Envelhecer traz muita coisa boa, somos tão mais serenas e compreensivas do que aquelas adolescentes feéricas do Instituto Nossa Senhora das Graças, das cônegas francesas de Santo Agostinho... Mas todo aquele ímpeto, todo aquele desejo de descobrir e aventurar-se faz falta, não faz?
Não sei se mais serena Malu, o que sinto é que aquele ímpeto muda porque nossa relação com o tempo muda. O tempo, antes abstrato, se torna concreto, tem um peso que aumenta e um tamanho que diminui dia a dia. Hoje, sentados num trem olhando para trás, vemos o caminho trilhado. A dimensão do tempo, se por um lado me dá certa tranquilidade, por outro, me traz ansiedade. Às vezes me propõem um trabalho pra mostrar daqui a 3 anos e penso que idade terei, se terei braços, coisas assim. O tempo, como o vento minuano de minha infância, vem de repente. Quero fazer tantas coisas. Mas não vejo essa inquietação como algo negativo, ao contrário, é o que me move.

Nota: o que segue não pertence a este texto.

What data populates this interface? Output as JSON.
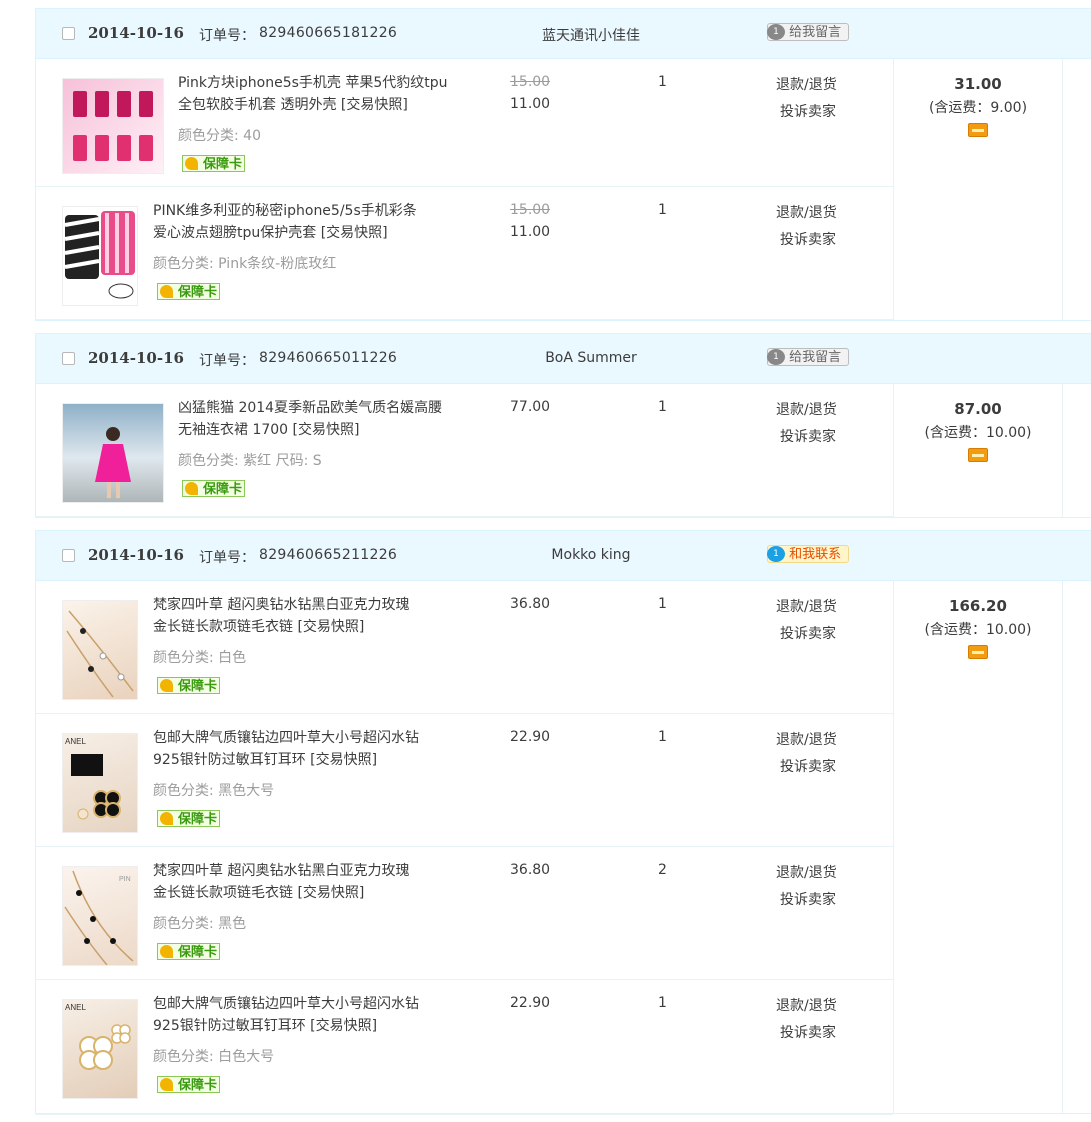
{
  "orders": [
    {
      "date": "2014-10-16",
      "order_no_label": "订单号：",
      "order_no": "829460665181226",
      "seller": "蓝天通讯小佳佳",
      "msg_button": "给我留言",
      "msg_bubble": "1",
      "total": "31.00",
      "shipping": "(含运费：9.00)",
      "items": [
        {
          "title": "Pink方块iphone5s手机壳 苹果5代豹纹tpu全包软胶手机套 透明外壳 [交易快照]",
          "sku": "颜色分类: 40",
          "badge": "保障卡",
          "price_old": "15.00",
          "price": "11.00",
          "qty": "1",
          "action1": "退款/退货",
          "action2": "投诉卖家"
        },
        {
          "title": "PINK维多利亚的秘密iphone5/5s手机彩条爱心波点翅膀tpu保护壳套 [交易快照]",
          "sku": "颜色分类: Pink条纹-粉底玫红",
          "badge": "保障卡",
          "price_old": "15.00",
          "price": "11.00",
          "qty": "1",
          "action1": "退款/退货",
          "action2": "投诉卖家"
        }
      ]
    },
    {
      "date": "2014-10-16",
      "order_no_label": "订单号：",
      "order_no": "829460665011226",
      "seller": "BoA Summer",
      "msg_button": "给我留言",
      "msg_bubble": "1",
      "total": "87.00",
      "shipping": "(含运费：10.00)",
      "items": [
        {
          "title": "凶猛熊猫 2014夏季新品欧美气质名媛高腰无袖连衣裙 1700 [交易快照]",
          "sku": "颜色分类: 紫红  尺码: S",
          "badge": "保障卡",
          "price_old": "",
          "price": "77.00",
          "qty": "1",
          "action1": "退款/退货",
          "action2": "投诉卖家"
        }
      ]
    },
    {
      "date": "2014-10-16",
      "order_no_label": "订单号：",
      "order_no": "829460665211226",
      "seller": "Mokko king",
      "msg_button": "和我联系",
      "msg_bubble": "1",
      "total": "166.20",
      "shipping": "(含运费：10.00)",
      "items": [
        {
          "title": "梵家四叶草 超闪奥钻水钻黑白亚克力玫瑰金长链长款项链毛衣链 [交易快照]",
          "sku": "颜色分类: 白色",
          "badge": "保障卡",
          "price_old": "",
          "price": "36.80",
          "qty": "1",
          "action1": "退款/退货",
          "action2": "投诉卖家"
        },
        {
          "title": "包邮大牌气质镶钻边四叶草大小号超闪水钻925银针防过敏耳钉耳环 [交易快照]",
          "sku": "颜色分类: 黑色大号",
          "badge": "保障卡",
          "price_old": "",
          "price": "22.90",
          "qty": "1",
          "action1": "退款/退货",
          "action2": "投诉卖家"
        },
        {
          "title": "梵家四叶草 超闪奥钻水钻黑白亚克力玫瑰金长链长款项链毛衣链 [交易快照]",
          "sku": "颜色分类: 黑色",
          "badge": "保障卡",
          "price_old": "",
          "price": "36.80",
          "qty": "2",
          "action1": "退款/退货",
          "action2": "投诉卖家"
        },
        {
          "title": "包邮大牌气质镶钻边四叶草大小号超闪水钻925银针防过敏耳钉耳环 [交易快照]",
          "sku": "颜色分类: 白色大号",
          "badge": "保障卡",
          "price_old": "",
          "price": "22.90",
          "qty": "1",
          "action1": "退款/退货",
          "action2": "投诉卖家"
        }
      ]
    }
  ]
}
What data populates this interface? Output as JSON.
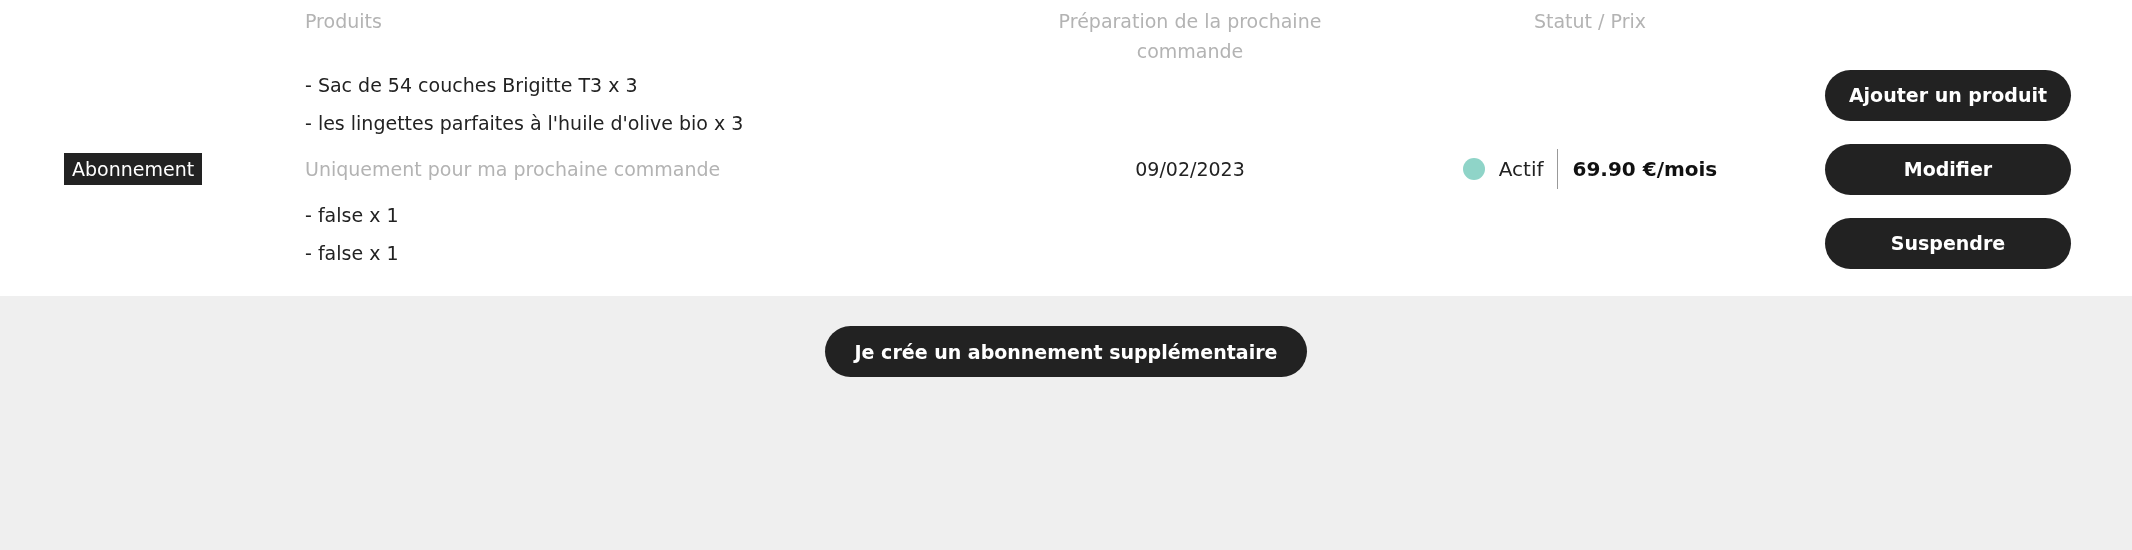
{
  "subscription": {
    "badge": "Abonnement",
    "columns": [
      "Produits",
      "Préparation de la prochaine commande",
      "Statut / Prix"
    ],
    "products": [
      "- Sac de 54 couches Brigitte T3 x 3",
      "- les lingettes parfaites à l'huile d'olive bio x 3"
    ],
    "one_time_label": "Uniquement pour ma prochaine commande",
    "one_time_products": [
      "- false x 1",
      "- false x 1"
    ],
    "next_order_date": "09/02/2023",
    "status": "Actif",
    "price": "69.90 €/mois",
    "actions": [
      "Ajouter un produit",
      "Modifier",
      "Suspendre"
    ]
  },
  "add_subscription_button": "Je crée un abonnement supplémentaire"
}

E é claro que o tesão, o otimismo ou a ingenuidade da juventude fazem falta. Tem um poema de Ruy Espinheira Filho, poeta baiano de quem gosto muito, que diz algo assim: ....no tempo em que tudo viria, não como veio....viria luminoso e bom, como não veio. Mas, somando as boas e as difíceis vivências da juventude, sem dúvida, me sinto mais feliz hoje.
Há muitos anos Tom (Jobim) disse: “O Brasil, apesar de tudo, é um país de alma extremamente livre. Ele conduz à criação, ele é conivente com os grandes estados da alma”. O que diria o Tom frente a esse Brasil de hoje, Teresa?
Não sei o que o Tom diria na sua genialidade poética, mas estou certa de que sofreria vendo a fratura entre esse Brasil cantado em prosa em verso, que acreditávamos existir, e o que está aí. Esse país doente escolhido por uma enorme quantidade de pessoas que foram tudo, menos enganadas. Estamos vivendo a crônica de uma morte anunciada aos berros. Esse governo que debocha de seus cidadãos da forma mais violenta e vulgar fez aflorar uma realidade que não víamos, como um soco no estômago. Não há como voltarmos a nos iludir.
Houve uma fratura profunda não só no país, mas nas relações pessoais. Quando saí daí, percebi que não vivia no mesmo mundo de alguns amigos e amigas. Essas diferenças não se reduziam obviamente a opiniões políticas. Sabemos que o que houve no Brasil é inexplicável para qualquer pessoa de esquerda, centro ou direita, com a mínima noção de história ou de humanismo. Não sabemos o que dizer aqui. E acho que Tom tampouco saberia.